There was one day of good numbers, followed by another, followed by a down day, followed by another couple of good days.
Could a positive trend really be rearing its head?
As of this writing, Wall Street had rallied for the fifth time in six sessions, leaving some key indexes up 15 percent or more from their recent lows and reversing another chunk of this year’s damage.
The Dow had gained 848 points, or almost 13 percent, since it hit a 12-year closing low of 6,547 on March 9.
Then there was the other news last week that consumer prices rose in February by the largest amount in seven months as gasoline prices surged again and clothing costs jumped the most in nearly two decades.
Despite the February blip, most news agencies reasoned, the recession was expected to dampen any inflation pressures for at least the rest of this year.
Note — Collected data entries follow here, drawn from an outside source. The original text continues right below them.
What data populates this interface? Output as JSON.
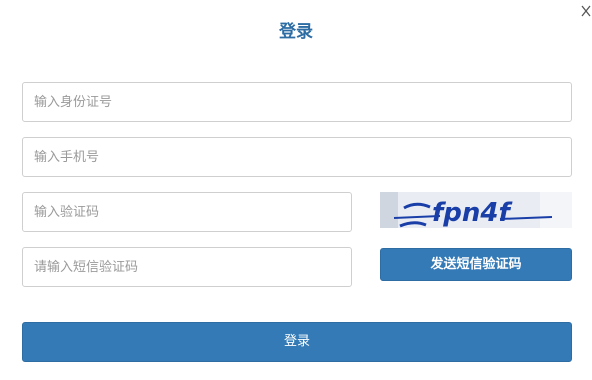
{
  "dialog": {
    "title": "登录",
    "close_icon": "close-icon"
  },
  "form": {
    "id_number_placeholder": "输入身份证号",
    "phone_placeholder": "输入手机号",
    "captcha_placeholder": "输入验证码",
    "sms_code_placeholder": "请输入短信验证码",
    "captcha_text": "fpn4f",
    "send_sms_label": "发送短信验证码",
    "login_label": "登录"
  },
  "colors": {
    "primary": "#337ab7",
    "title": "#2e6da4",
    "captcha_ink": "#1a3ea8"
  }
}
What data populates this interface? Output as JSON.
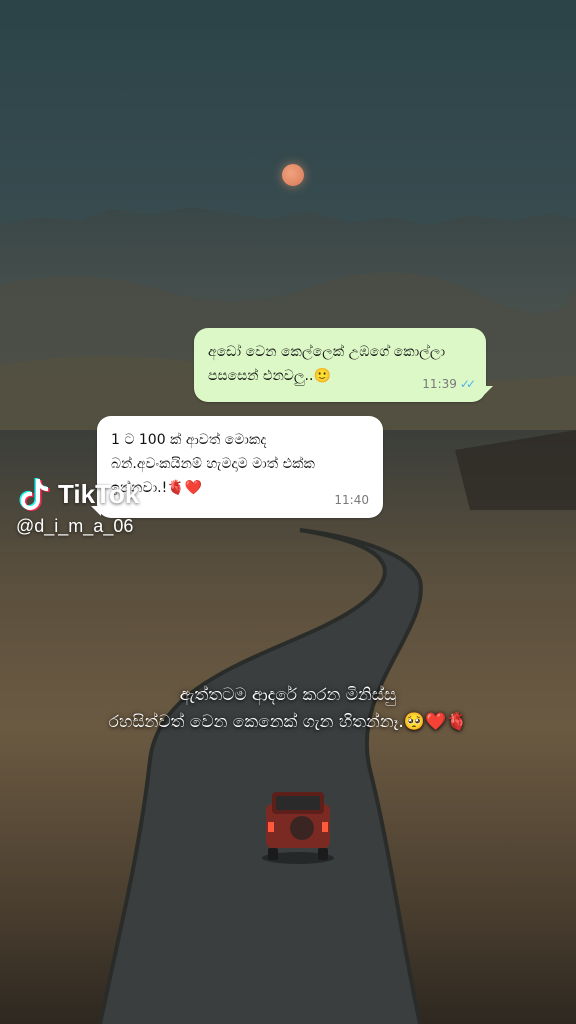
{
  "chat": {
    "outgoing": {
      "text": "අඩෝ වෙන කෙල්ලෙක් උඹගේ කොල්ලා\nපසසෙන් එනවලු..🙂",
      "time": "11:39",
      "ticks": "✓✓"
    },
    "incoming": {
      "text": "1 ට 100 ක් ආවත් මොකද\nබන්.අවංකයිනම් හැමදාම මාත් එක්ක\nඉන්නවා.!🫀❤️",
      "time": "11:40"
    }
  },
  "watermark": {
    "brand": "TikTok",
    "handle": "@d_i_m_a_06"
  },
  "caption": "ඇත්තටම ආදරේ කරන මිනිස්සු\nරහසින්වත් වෙන කෙනෙක් ගැන හිතන්නෑ.🥺❤️🫀",
  "colors": {
    "outgoing_bubble": "#dcf8c6",
    "incoming_bubble": "#ffffff",
    "read_ticks": "#4fb6ec",
    "moon": "#e38a66"
  }
}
With so much bad economic news to be depressed about, the combination of a few positive news items is something to hang your hat on.
We’re not saying to go out and buy, buy, buy. But when most of the news is bad, you can’t help but watch, wait and hope for the best.
Let’s just hope that by the time this column reaches your home or business, the market hasn’t fallen off from its mini rally of the last week to 10 days.